Nous avons parcouru cent mètres sur le trottoir des plages. Les mouettes faisaient des taches blanches sur le ciel noir. Des griffures, des traces, comme à la craie. Je craignais un malentendu. Mais si je m’étais retiré du jeu, ce n’était pas pour tout contrôler. Pour interdire le hasard. Je me suis laissé guider. À présent, nous étions tous les deux debout devant la fenêtre de sa chambre. Il était plus de minuit. Nous regardions au loin les pistes de l’aéroport. Nous guettions le moment où, dans la procédure d’atterrissage, les avions semblent suspendus, immobiles au-dessus des pistes, arrêtés entre ciel et terre, puis celui soudain où ils s’affaissent. Lentement, sans heurt, légers comme des plumes, ils viennent toucher le sol, pour aussitôt glisser droit devant, sur la piste rectiligne, face à la mer. Plus près de nous, c’étaient des joggeurs qui filaient d’un lampadaire à l’autre. Nous attendions qu’ils disparaissaient dans l’obscurité de la nuit, avant d’entrer de nouveau dans un halo d’une lumière électrique qui révélait les couleurs de leurs vêtements, de leurs chaussures dont les talons clignotaient à chaque pas qu’ils faisaient, rapides comme le divin Achille. J’ai dit:
— Je ne pensais pas que des gens puissent courir si tard dans la nuit.
— On en voit de moins en moins, au fur et à mesure que la nuit avance, mais il s’en trouve toujours. De plus en plus seuls, de plus en plus frêles, animés par les stridences d’une musique qu’on n’entend pas mais qui remplit leurs oreilles.

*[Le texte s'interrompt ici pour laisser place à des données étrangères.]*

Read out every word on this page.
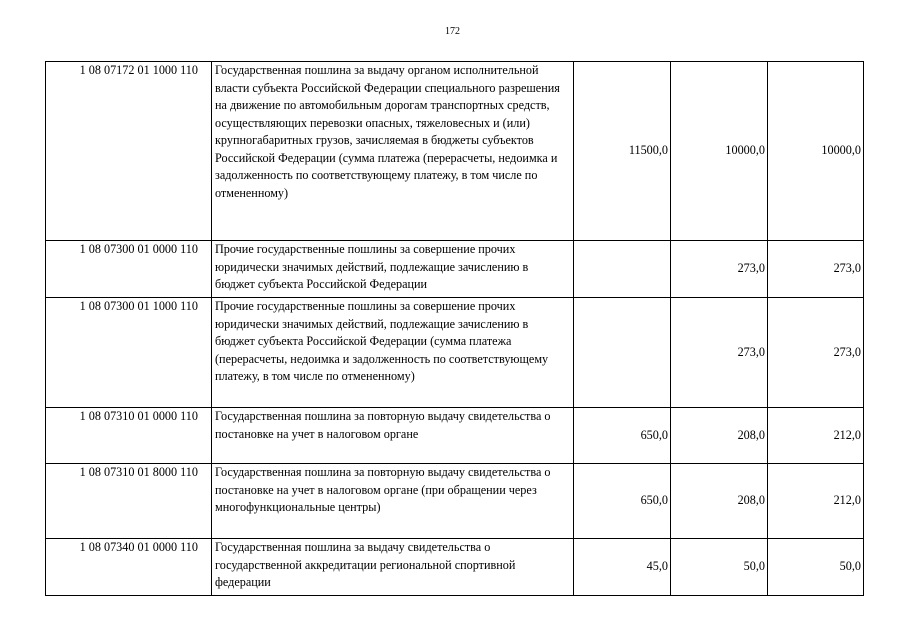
172
1 08 07172 01 1000 110	Государственная пошлина за выдачу органом исполнительной власти субъекта Российской Федерации специального разрешения на движение по автомобильным дорогам транспортных средств, осуществляющих перевозки опасных, тяжеловесных и (или) крупногабаритных грузов, зачисляемая в бюджеты субъектов Российской Федерации (сумма платежа (перерасчеты, недоимка и задолженность по соответствующему платежу, в том числе по отмененному)	11500,0	10000,0	10000,0
1 08 07300 01 0000 110	Прочие государственные пошлины за совершение прочих юридически значимых действий, подлежащие зачислению в бюджет субъекта Российской Федерации		273,0	273,0
1 08 07300 01 1000 110	Прочие государственные пошлины за совершение прочих юридически значимых действий, подлежащие зачислению в бюджет субъекта Российской Федерации (сумма платежа (перерасчеты, недоимка и задолженность по соответствующему платежу, в том числе по отмененному)		273,0	273,0
1 08 07310 01 0000 110	Государственная пошлина за повторную выдачу свидетельства о постановке на учет в налоговом органе	650,0	208,0	212,0
1 08 07310 01 8000 110	Государственная пошлина за повторную выдачу свидетельства о постановке на учет в налоговом органе (при обращении через многофункциональные центры)	650,0	208,0	212,0
1 08 07340 01 0000 110	Государственная пошлина за выдачу свидетельства о государственной аккредитации региональной спортивной федерации	45,0	50,0	50,0
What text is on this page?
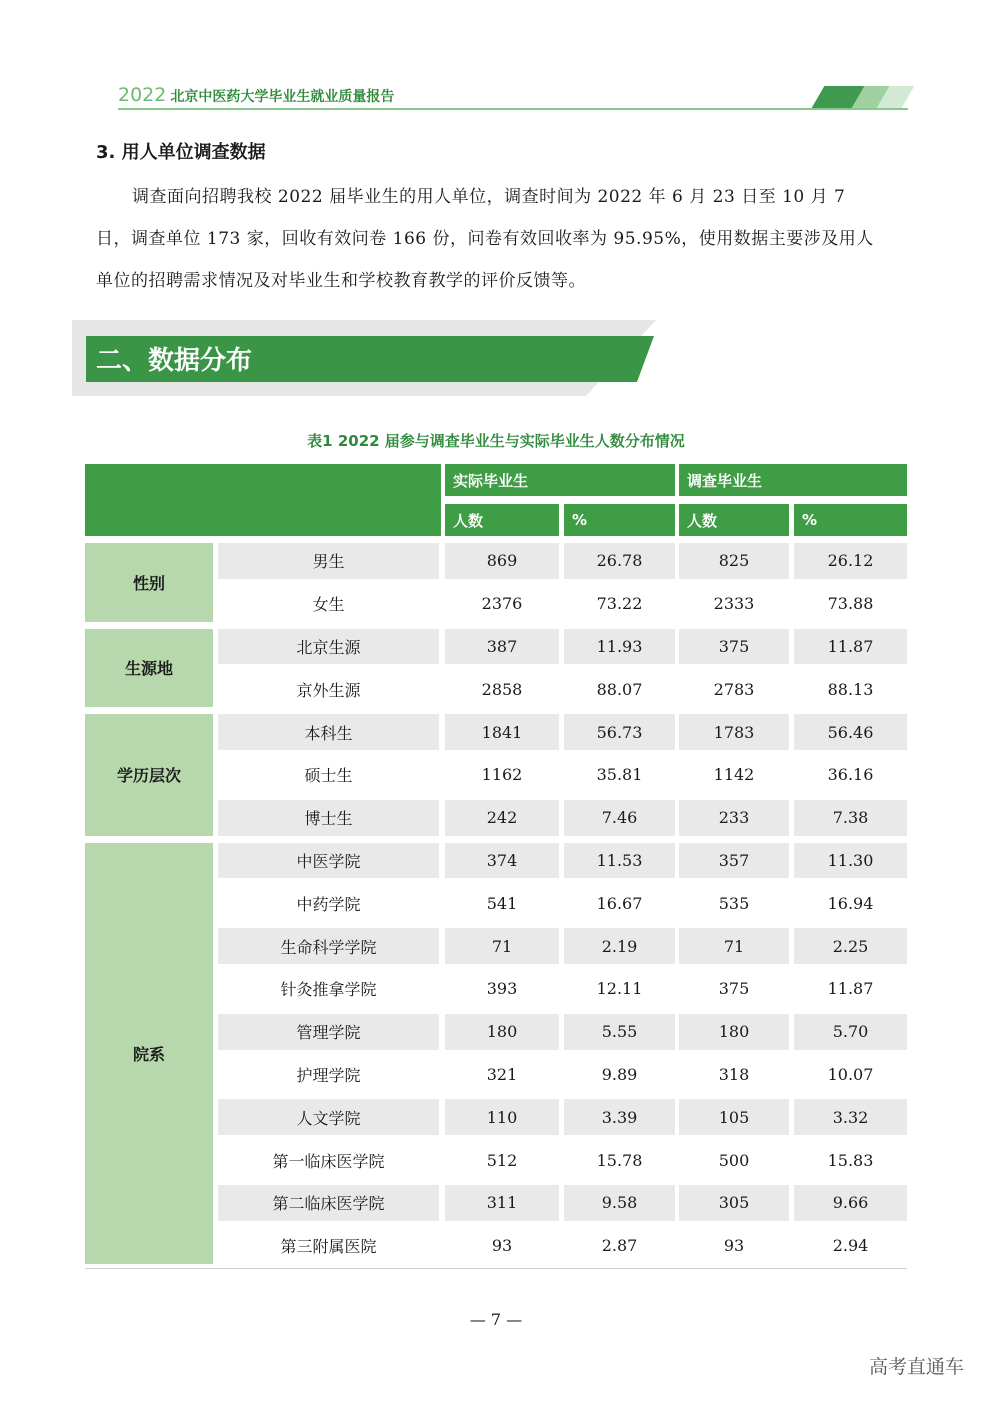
2022 北京中医药大学毕业生就业质量报告
3. 用人单位调查数据
调查面向招聘我校 2022 届毕业生的用人单位，调查时间为 2022 年 6 月 23 日至 10 月 7 日，调查单位 173 家，回收有效问卷 166 份，问卷有效回收率为 95.95%，使用数据主要涉及用人单位的招聘需求情况及对毕业生和学校教育教学的评价反馈等。
二、数据分布
表1 2022 届参与调查毕业生与实际毕业生人数分布情况
实际毕业生	调查毕业生
人数	%	人数	%
性别
男生	869	26.78	825	26.12
女生	2376	73.22	2333	73.88
生源地
北京生源	387	11.93	375	11.87
京外生源	2858	88.07	2783	88.13
学历层次
本科生	1841	56.73	1783	56.46
硕士生	1162	35.81	1142	36.16
博士生	242	7.46	233	7.38
院系
中医学院	374	11.53	357	11.30
中药学院	541	16.67	535	16.94
生命科学学院	71	2.19	71	2.25
针灸推拿学院	393	12.11	375	11.87
管理学院	180	5.55	180	5.70
护理学院	321	9.89	318	10.07
人文学院	110	3.39	105	3.32
第一临床医学院	512	15.78	500	15.83
第二临床医学院	311	9.58	305	9.66
第三附属医院	93	2.87	93	2.94
— 7 —
高考直通车
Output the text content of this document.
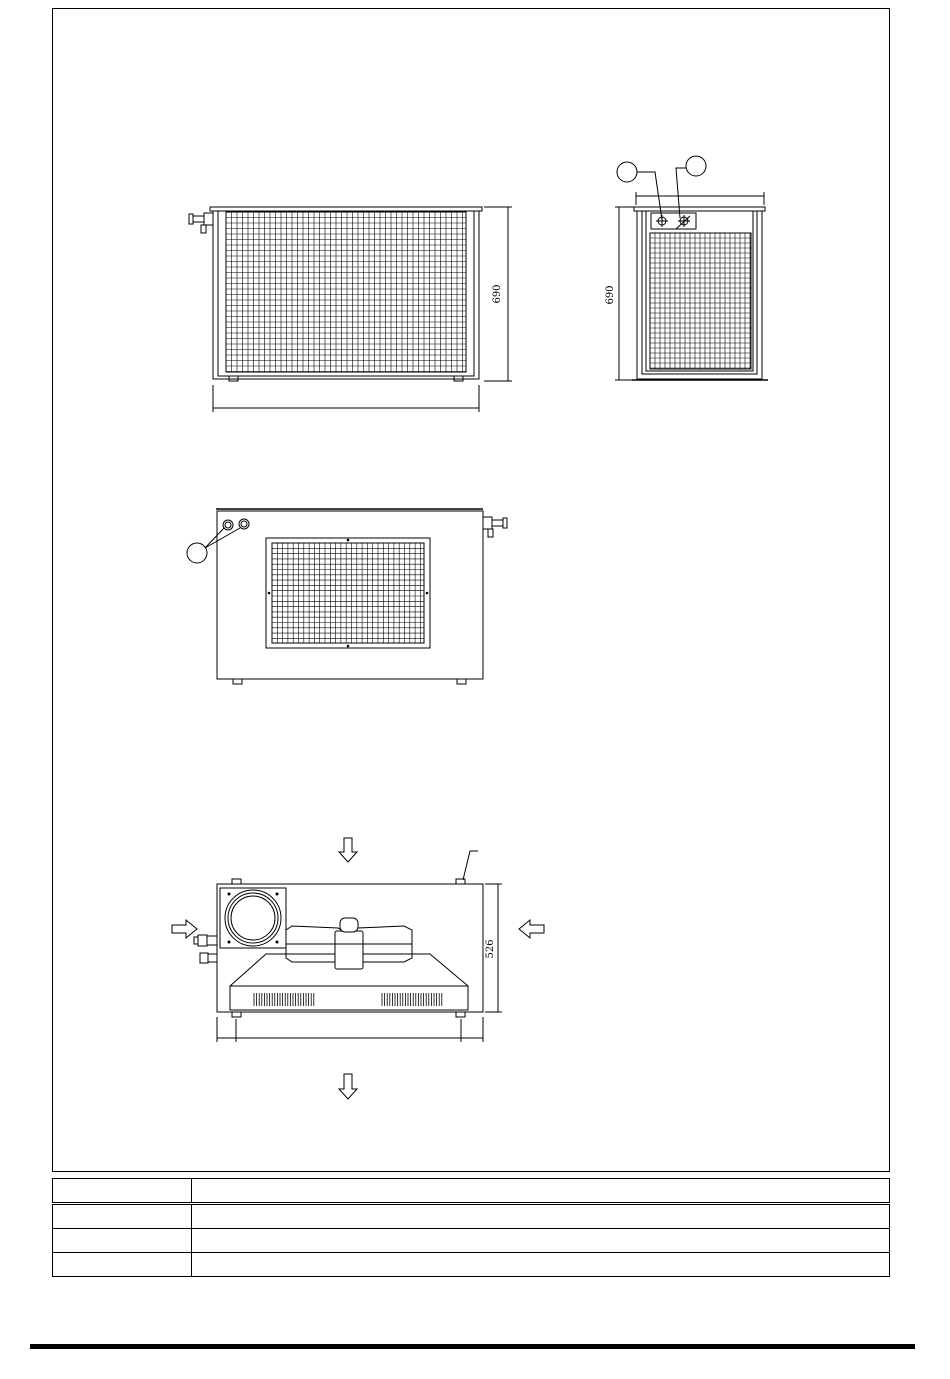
690	690
526
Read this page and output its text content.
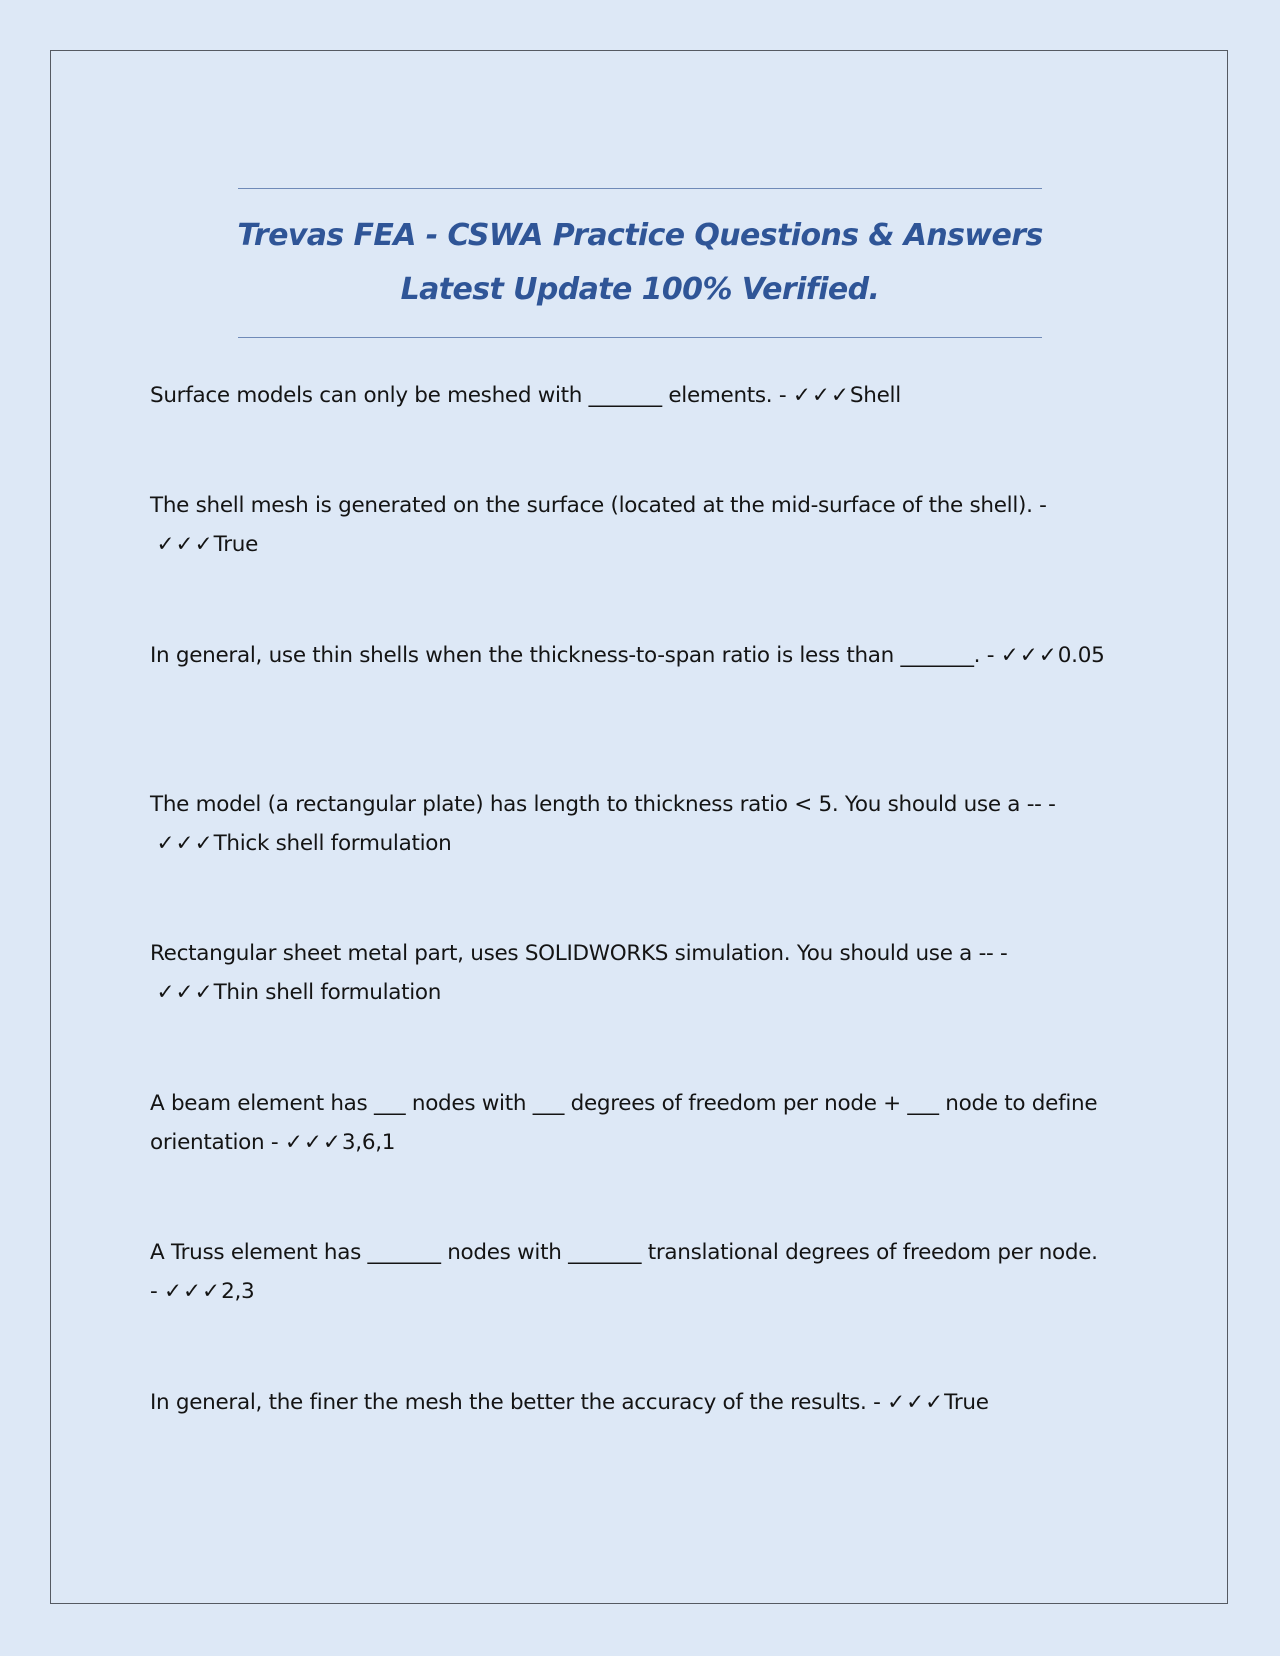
Trevas FEA - CSWA Practice Questions & Answers
Latest Update 100% Verified.
Surface models can only be meshed with _______ elements. - ✓✓✓Shell
The shell mesh is generated on the surface (located at the mid-surface of the shell). - ✓✓✓True
In general, use thin shells when the thickness-to-span ratio is less than _______. - ✓✓✓0.05
The model (a rectangular plate) has length to thickness ratio < 5. You should use a -- - ✓✓✓Thick shell formulation
Rectangular sheet metal part, uses SOLIDWORKS simulation. You should use a -- - ✓✓✓Thin shell formulation
A beam element has ___ nodes with ___ degrees of freedom per node + ___ node to define orientation - ✓✓✓3,6,1
A Truss element has _______ nodes with _______ translational degrees of freedom per node. - ✓✓✓2,3
In general, the finer the mesh the better the accuracy of the results. - ✓✓✓True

Nous avions éteint toutes les lumières dans notre dos. Nos mains, appuyées sur la vitre se touchaient presque. Il y a eu un silence, puis j’ai dit:
— J’ai peur de la montagne.
Depuis le début de notre rencontre, je parlais sans réfléchir. Les mots sortaient de ma bouche et je les écoutais avec surprise. De nouveau, je me suis tu. Cynthia ne m’a pas interrogé. Il fallait attendre que d’autres phrases se forment. Et elle a attendu. J’ai dit encore:
— Je me vois, la nuit, dans la montagne avec Carmen. Je ne sais pas pourquoi nous sommes là, ni de quelle montagne il s’agit, mais je sais que nous sommes poursuivis et que nous devons marcher. Que nous devons grimper par un sentier étroit, en pente raide. Je ne suis pas certain que nous soyons seuls, il me semble qu’il y a une ombre qui nous précède et nous entraîne, mais je la distingue à peine. J’ai peur de la reconnaître. Ou peur au contraire que ce ne soit pas elle, ou qu’elle s’efface. À un moment, elle s’arrête, elle s’adosse à un rocher, elle se tourne vers nous et nous crie que le col n’est plus très éloigné, que surtout il ne faut pas s’arrêter, juste encore quelques centaines de mètres et nous serons hors de danger. Mais Carmen est épuisée. Elle soutient son ventre d’une main et de l’autre elle s’accroche à la mienne. Je la tire. Ensuite, je ne sais plus.